"On n'est pas dans le futurisme, mais dans un drame bourgeois ou un thriller atmosphérique"
Jacques a une vie bien rangée. Sa boîte à tartines dans sa petite mallette, il se rend sans joie au bureau où il vient d'être gratifié du titre de low performer.
Par-dessus tout, l'absence de son fils lui pèse. Pourquoi Bruno a-t-il coupé les ponts avec la famille ?
L'arrivée d'une nouvelle collègue au sein de son entreprise va troubler Jacques et l'amener à tout remettre en question.
Jacques Janssens est un salarié désabusé. Après avoir été manager, il s'est fait prendre sa place par un jeune ambitieux et a été rétrogradé et gratifié du titre de low performer. Jacques s'ennuie au travail. Il ne parle plus à ses collègues, déjeune seul avec sa boîte en plastique rouge que Clara sa femme emplit tous les matins. Un jour, une nouvelle arrivée, Juliette, s'assoit à côté de lui et commence à discuter avec lui. Elle trouble Jacques qui, dès lors, va remettre en question pas mal de choses dans sa vie.

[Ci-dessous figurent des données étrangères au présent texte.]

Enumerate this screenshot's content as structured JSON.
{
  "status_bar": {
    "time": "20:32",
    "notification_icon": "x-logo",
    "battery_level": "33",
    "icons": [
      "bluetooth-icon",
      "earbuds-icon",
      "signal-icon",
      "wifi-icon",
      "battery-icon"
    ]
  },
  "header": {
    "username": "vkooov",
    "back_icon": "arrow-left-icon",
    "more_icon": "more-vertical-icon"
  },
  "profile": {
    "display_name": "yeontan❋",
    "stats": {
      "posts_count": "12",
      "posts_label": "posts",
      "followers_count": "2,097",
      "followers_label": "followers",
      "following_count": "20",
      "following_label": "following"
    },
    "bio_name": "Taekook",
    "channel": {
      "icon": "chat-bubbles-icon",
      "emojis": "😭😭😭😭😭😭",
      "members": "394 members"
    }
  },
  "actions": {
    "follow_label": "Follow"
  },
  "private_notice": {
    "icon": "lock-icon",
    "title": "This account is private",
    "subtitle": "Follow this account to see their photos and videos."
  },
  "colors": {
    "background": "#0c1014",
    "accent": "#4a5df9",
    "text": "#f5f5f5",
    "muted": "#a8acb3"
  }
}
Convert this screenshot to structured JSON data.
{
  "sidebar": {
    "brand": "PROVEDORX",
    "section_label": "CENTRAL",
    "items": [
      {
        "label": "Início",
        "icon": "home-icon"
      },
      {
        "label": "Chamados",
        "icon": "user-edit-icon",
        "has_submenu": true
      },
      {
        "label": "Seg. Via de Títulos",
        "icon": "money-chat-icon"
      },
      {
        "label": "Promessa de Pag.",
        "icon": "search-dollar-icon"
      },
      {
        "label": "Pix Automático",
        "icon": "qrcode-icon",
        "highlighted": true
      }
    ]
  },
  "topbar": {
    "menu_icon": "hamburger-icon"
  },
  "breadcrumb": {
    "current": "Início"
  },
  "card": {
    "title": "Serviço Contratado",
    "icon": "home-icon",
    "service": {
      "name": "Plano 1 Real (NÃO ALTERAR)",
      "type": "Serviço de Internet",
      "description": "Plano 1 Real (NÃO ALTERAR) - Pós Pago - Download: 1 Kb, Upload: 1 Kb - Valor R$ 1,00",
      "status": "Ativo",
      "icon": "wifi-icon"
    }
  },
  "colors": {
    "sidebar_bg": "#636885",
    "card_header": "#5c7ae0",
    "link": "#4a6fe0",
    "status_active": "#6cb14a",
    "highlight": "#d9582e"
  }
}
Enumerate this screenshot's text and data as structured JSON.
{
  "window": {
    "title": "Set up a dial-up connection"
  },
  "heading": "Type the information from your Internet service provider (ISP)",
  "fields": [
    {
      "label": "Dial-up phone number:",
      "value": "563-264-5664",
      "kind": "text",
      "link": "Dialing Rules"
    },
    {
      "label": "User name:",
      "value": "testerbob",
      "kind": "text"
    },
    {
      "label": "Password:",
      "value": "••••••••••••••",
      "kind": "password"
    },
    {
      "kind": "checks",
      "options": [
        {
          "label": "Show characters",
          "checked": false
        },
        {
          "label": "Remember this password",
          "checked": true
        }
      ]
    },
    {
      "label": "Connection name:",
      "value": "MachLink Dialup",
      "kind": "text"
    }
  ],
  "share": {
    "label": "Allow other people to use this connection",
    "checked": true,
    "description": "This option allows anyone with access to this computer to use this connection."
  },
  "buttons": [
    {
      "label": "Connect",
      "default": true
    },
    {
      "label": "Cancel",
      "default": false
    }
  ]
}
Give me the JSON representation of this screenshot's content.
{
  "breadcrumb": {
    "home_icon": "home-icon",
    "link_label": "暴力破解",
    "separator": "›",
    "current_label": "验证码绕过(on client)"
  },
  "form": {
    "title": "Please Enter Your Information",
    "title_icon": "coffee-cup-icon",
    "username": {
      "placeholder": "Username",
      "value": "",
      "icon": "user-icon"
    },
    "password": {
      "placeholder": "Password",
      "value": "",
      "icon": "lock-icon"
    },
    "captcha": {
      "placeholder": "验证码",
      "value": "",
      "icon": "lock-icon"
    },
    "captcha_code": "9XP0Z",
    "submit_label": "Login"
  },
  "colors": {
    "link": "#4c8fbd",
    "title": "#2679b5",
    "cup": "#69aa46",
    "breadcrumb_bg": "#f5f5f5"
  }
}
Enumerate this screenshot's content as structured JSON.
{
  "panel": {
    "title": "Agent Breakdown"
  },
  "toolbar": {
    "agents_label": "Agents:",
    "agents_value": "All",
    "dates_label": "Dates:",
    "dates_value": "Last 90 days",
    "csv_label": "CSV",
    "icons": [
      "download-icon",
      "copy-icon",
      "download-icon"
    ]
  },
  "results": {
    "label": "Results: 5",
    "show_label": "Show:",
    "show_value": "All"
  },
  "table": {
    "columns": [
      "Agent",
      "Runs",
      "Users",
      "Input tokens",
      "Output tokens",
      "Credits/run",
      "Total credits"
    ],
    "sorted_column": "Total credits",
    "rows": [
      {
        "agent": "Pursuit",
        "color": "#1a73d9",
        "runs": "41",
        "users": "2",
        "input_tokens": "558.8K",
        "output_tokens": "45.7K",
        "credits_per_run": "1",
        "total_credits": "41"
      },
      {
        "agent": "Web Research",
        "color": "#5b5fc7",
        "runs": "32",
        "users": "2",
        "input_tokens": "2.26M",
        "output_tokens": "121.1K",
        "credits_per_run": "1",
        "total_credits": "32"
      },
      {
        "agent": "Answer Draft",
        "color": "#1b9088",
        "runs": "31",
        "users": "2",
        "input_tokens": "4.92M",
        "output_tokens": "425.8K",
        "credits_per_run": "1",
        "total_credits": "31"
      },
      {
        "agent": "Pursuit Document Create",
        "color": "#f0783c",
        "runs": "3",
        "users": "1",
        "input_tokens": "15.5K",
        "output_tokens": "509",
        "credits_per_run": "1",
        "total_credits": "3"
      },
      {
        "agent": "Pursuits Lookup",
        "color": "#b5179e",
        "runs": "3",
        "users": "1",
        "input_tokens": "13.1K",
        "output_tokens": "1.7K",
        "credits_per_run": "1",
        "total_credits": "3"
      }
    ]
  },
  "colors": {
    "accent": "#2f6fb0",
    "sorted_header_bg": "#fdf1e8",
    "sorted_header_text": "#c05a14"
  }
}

J'aime beaucoup les livres de Verena Hanf (Tango tranquille, Simon, Anna, les lunes et les soleils, La griffe, La fragilité des funambules) et celui-ci ne dérogera pas à cette règle. L'autrice décrit un homme vieillissant qui vie une vie routinière, qui la subit plus qu'il ne la vit. Entouré de sa femme Clara et de leur fille qui les visite régulièrement avec ses deux filles, c'est l'absence de son fils Bruno qui lui pèse. Bruno n'aimait pas la vie de ses parents, il le leur a dit à moult reprises jusqu'à la rupture brutale. Cette absence ronge Jacques et Clara qui restent cependant inflexibles. c'est une rencontre qui va faire vaciller les certitudes de Jacques, déjà bien entamées par sa rétrogradation professionnelle. Lui, qui a tout donné à l'entreprise se retrouve seul.
C'est une belle réflexion sur l'âge, le couple, sur la relation parents-enfants, la tolérance sur les modes de vie différents, sur le fait qu'on ne formate pas ses enfants pour qu'ils soient exactement comme on le voudrait et qu'ils peuvent même se construire en opposition. "Mais qui suis-je pour lui donner des conseils, des conseils flous en plus, qui se fondent peu ou pas du tout sur des expériences personnelles ? Ma vie était une course aussi, avant que le cheval trébuche, traîne la patte, tourne en rond, avant qu'il boite direction l'abattoir." (p.39)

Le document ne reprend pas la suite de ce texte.